Here's the problem I'm trying to proof:
Let functions $f(z)$ and $g(z)$ be both analytic in the disc $|z| ≤ 2$, let $|f(z)| > |g(z)|$ on the circle $|z| = 2 $and let $|g(z)| > |f(z)|$ on the circle $|z| = 1$. Prove that the number of zeros of the function f(z) in the disc $|z| < 2$ is greater or equal the number of zeros of the function $g(z)$ inside the disc $|z| < 1$.
I'm wondering how I may want to use Rouche's Theorem. From the given conditions, we can find out that in the disc $|z| ≤ 2$, $f(z)$ and $f(z)+g(z)$ have the same number of zeros, and in the disc $|z| ≤ 1$, $g(z)$ and $f(z)+g(z)$ have the same number of zeros and counting multiplicities. What should I do next? How can I show that the number of zeros of the function f(z) in the disc $|z| < 2$ is greater or equal the number of zeros of the function $g(z)$ inside the disc $|z| < 1$? Is there anything other than Rouche’s theorem I should consider?
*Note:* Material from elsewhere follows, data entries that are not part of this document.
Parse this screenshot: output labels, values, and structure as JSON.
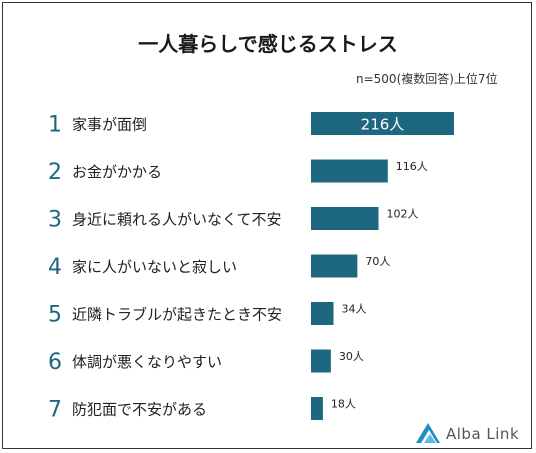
{
  "chart_data": {
    "type": "bar",
    "orientation": "horizontal",
    "title": "一人暮らしで感じるストレス",
    "note": "n=500(複数回答)上位7位",
    "ranks": [
      "1",
      "2",
      "3",
      "4",
      "5",
      "6",
      "7"
    ],
    "categories": [
      "家事が面倒",
      "お金がかかる",
      "身近に頼れる人がいなくて不安",
      "家に人がいないと寂しい",
      "近隣トラブルが起きたとき不安",
      "体調が悪くなりやすい",
      "防犯面で不安がある"
    ],
    "values": [
      216,
      116,
      102,
      70,
      34,
      30,
      18
    ],
    "value_labels": [
      "216人",
      "116人",
      "102人",
      "70人",
      "34人",
      "30人",
      "18人"
    ],
    "bar_color": "#1d6880",
    "xlim": [
      0,
      216
    ]
  },
  "logo": {
    "text": "Alba Link"
  }
}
Thanks for the help!
Let $N(r, f)$ denote the number of zeros of the holomorphic function $f$ in the disk $|z| < r$, counted with multiplicity.
You correctly demonstrated that $N(2, f) = N(2,f+g)$ and $N(1, g) = N(1, f+g)$.
It only remains to observe that $N(2, f+g) \ge N(1, f+g)$, which is obvious from the definition. Then $$ N(2, f) = N(2,f+g) \ge N(1, f+g) = N(1, g) $$ is the desired conclusion.